Lambing and gestation health
   Pipestone, Minn. Veterinarian Larry Goelz also discourages producers from adding new ewes into the flock when they are gestating.
    “That is the number one risk factor for abortions,” he said. “When they are gestating, they need to be managed as separate units. Contagious abortions can cause a five to 20 percent loss in fetuses if there isn’t a control or prevention program in place.”
    Goelz said ewe lambs and mature ewes should be gestated separately. The ewes should be sheared prior to lambing and poured with de-lice after shearing.
    During mid-gestation, the ewes should receive an annual booster or Campylobacter, and two weeks prior to lambing, an annual booster of Clostridia C&D should be given. Goelz also recommends feeding tetracycline to the ewes during late gestation.
    Goelz said if there are any abortions, the aborted fetus, bedding and the ewe should be removed as soon as possible because they are loaded with pathogens, and the other ewes will come and sniff it spreading the disease.
    In a lambing barn situation, Goelz said ewes should spend two to three days in a lambing pen before they are moved to make sure the lamb is nursing and is off to a good start.

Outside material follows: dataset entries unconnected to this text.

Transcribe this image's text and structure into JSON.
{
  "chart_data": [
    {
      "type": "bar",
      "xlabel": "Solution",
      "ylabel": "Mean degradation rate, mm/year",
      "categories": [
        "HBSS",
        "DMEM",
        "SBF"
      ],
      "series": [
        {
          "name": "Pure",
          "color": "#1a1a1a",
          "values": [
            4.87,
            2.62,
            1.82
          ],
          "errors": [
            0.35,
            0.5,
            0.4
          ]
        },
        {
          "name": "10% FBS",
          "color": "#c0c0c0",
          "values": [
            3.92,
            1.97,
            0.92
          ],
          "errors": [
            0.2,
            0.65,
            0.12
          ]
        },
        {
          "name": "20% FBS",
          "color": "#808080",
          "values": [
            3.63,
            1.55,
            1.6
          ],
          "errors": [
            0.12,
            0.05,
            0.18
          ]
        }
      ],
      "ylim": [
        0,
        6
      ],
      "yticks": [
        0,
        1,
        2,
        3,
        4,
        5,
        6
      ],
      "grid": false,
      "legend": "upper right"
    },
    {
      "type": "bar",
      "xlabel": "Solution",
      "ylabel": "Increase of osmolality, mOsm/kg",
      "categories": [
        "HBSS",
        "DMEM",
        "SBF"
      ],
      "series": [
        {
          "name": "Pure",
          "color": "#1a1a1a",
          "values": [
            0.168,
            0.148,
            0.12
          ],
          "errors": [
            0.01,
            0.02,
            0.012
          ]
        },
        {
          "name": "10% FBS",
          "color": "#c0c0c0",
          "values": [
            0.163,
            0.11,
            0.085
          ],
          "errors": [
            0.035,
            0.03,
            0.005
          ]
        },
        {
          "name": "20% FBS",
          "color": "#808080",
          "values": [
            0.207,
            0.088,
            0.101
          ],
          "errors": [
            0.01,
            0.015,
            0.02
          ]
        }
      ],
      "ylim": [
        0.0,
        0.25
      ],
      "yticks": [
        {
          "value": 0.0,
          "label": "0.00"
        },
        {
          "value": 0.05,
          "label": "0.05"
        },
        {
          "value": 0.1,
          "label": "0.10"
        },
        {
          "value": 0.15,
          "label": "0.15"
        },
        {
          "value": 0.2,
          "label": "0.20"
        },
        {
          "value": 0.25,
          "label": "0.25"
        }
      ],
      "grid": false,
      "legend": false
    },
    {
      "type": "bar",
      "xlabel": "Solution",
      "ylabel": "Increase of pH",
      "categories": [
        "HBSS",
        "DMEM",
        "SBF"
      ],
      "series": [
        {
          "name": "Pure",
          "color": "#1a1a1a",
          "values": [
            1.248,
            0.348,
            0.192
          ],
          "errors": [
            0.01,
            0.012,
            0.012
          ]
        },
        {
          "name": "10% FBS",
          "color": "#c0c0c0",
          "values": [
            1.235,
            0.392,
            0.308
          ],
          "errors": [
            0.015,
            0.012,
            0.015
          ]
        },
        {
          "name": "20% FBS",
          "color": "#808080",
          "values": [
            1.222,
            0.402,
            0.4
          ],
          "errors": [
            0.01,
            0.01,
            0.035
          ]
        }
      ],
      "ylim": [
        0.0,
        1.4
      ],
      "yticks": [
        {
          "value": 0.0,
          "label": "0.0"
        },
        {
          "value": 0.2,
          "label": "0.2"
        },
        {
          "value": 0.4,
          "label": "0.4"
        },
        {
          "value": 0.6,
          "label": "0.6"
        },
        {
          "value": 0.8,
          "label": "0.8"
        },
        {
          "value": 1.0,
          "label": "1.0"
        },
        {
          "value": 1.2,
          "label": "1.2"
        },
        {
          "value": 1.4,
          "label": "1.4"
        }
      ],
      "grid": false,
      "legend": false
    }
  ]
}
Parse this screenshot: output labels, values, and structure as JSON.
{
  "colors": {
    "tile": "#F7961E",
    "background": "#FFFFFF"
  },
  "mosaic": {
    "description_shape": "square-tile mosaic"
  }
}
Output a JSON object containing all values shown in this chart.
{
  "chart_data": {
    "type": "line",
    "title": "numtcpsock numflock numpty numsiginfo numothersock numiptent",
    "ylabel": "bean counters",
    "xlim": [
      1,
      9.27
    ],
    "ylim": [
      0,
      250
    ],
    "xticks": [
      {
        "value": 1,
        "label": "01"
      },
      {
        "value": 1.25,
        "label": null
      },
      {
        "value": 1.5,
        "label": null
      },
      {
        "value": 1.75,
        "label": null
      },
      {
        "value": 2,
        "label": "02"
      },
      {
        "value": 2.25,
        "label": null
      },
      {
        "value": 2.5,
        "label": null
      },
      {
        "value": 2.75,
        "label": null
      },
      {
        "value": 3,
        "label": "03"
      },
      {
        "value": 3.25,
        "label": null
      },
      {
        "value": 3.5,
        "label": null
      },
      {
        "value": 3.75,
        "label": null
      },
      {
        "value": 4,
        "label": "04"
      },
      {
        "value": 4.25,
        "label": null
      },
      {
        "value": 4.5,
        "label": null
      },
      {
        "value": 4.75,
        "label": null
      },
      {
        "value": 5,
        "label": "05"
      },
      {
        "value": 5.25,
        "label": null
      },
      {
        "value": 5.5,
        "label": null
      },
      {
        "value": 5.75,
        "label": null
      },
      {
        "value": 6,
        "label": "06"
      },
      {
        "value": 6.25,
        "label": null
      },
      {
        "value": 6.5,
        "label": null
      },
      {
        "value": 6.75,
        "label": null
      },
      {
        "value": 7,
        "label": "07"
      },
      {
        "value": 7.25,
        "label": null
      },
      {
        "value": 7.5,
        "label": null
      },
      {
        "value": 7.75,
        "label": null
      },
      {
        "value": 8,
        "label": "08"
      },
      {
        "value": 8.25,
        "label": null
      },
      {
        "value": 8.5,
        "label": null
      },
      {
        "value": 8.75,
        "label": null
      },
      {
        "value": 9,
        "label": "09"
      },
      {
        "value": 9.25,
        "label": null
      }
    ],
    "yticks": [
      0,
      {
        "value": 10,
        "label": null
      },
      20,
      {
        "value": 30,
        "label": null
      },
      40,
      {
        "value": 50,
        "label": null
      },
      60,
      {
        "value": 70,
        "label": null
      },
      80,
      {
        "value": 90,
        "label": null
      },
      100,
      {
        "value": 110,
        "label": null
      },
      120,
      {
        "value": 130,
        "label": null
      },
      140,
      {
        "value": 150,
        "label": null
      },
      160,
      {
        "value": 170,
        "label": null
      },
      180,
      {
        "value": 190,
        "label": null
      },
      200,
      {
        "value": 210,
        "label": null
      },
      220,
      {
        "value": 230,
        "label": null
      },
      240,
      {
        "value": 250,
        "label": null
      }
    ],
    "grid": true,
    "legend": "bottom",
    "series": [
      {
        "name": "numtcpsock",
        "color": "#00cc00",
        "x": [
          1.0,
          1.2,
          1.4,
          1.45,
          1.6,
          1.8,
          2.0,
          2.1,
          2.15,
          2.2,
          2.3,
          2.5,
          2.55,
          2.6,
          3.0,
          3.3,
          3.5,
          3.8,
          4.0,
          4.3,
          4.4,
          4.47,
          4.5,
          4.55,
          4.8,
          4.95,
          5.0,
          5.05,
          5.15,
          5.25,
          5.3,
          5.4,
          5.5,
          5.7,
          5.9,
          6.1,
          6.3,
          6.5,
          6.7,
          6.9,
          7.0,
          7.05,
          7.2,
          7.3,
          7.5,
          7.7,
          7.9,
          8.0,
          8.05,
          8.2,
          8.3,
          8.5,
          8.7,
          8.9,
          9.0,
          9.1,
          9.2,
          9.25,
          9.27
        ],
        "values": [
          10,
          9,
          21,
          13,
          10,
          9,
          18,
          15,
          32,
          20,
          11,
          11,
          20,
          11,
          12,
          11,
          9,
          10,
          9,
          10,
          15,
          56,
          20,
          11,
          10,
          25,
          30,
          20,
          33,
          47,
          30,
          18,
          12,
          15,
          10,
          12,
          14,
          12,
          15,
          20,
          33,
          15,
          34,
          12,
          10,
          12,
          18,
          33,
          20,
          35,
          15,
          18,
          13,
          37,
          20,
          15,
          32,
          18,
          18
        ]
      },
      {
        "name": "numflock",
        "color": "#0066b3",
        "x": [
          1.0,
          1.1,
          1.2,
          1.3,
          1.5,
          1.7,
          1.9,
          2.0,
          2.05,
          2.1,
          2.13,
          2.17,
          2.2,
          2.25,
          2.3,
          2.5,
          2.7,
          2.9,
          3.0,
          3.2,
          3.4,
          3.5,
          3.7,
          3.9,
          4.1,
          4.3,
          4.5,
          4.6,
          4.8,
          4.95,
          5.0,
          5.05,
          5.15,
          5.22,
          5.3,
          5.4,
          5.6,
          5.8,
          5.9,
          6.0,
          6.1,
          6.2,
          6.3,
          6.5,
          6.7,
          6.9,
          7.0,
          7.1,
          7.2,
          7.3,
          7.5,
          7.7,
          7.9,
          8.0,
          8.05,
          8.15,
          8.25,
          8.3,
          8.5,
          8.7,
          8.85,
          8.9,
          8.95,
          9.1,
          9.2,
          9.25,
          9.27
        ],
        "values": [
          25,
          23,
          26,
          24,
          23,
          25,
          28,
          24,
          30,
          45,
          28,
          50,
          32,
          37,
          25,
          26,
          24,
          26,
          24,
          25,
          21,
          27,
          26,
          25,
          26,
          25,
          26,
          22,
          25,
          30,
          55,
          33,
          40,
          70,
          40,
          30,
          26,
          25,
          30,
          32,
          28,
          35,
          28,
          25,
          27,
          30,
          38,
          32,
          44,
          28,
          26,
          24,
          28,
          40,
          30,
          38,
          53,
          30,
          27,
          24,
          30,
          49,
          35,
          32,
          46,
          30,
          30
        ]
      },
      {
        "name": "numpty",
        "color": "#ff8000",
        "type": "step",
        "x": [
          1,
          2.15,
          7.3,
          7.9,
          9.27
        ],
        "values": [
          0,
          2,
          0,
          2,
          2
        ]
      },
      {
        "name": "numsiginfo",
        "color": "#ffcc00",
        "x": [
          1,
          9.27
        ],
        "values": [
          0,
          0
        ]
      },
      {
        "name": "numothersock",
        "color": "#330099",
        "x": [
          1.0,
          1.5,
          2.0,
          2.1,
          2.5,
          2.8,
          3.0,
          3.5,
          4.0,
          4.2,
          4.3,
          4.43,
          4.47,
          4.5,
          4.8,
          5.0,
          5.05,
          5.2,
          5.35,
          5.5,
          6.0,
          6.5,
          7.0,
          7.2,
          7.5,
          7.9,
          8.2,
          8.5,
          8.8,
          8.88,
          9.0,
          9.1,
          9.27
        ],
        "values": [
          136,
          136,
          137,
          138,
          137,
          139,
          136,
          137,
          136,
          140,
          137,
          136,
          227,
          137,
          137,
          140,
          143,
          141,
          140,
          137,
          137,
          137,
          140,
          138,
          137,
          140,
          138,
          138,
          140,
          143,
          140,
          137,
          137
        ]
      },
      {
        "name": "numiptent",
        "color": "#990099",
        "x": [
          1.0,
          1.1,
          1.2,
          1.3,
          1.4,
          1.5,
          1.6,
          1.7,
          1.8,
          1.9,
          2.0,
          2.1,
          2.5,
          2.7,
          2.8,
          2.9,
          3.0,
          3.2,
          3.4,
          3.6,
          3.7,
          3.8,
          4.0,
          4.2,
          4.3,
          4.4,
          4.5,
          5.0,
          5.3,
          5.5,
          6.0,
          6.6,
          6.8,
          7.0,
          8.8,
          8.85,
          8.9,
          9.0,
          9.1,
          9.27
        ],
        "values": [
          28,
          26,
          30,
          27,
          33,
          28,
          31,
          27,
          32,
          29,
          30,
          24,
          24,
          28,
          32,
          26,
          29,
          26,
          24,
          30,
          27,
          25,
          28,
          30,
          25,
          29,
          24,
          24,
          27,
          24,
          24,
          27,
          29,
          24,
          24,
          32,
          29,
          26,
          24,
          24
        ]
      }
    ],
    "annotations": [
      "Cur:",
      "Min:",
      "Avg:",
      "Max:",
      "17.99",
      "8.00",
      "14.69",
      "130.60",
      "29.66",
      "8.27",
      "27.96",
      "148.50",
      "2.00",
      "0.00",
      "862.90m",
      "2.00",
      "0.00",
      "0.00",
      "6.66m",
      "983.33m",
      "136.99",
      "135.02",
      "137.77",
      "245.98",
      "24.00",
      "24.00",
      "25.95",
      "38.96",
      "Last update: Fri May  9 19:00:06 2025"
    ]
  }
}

    Producers need to ensure the lambing barn has good ventilation and clean bedding to minimize pneumonia. Before the ewes leave the lambing pen, they should be dewormed with a white dewormer like Safeguard, Panacur and Valbazen.
    Lambs should be docked, castrated, identified and injected with one milliliter of long-lasting penicillin at docking.
    Goelz said newborn lambs should be carefully monitored for sickness and to ensure they are nursing. If lambs are weak or not nursing, he recommends tube feeding. Lambs should be vaccinated with Clostridia C&D at four and six weeks of age, and possibly nine weeks of age. He also recommends creep feeding lambs with Decox.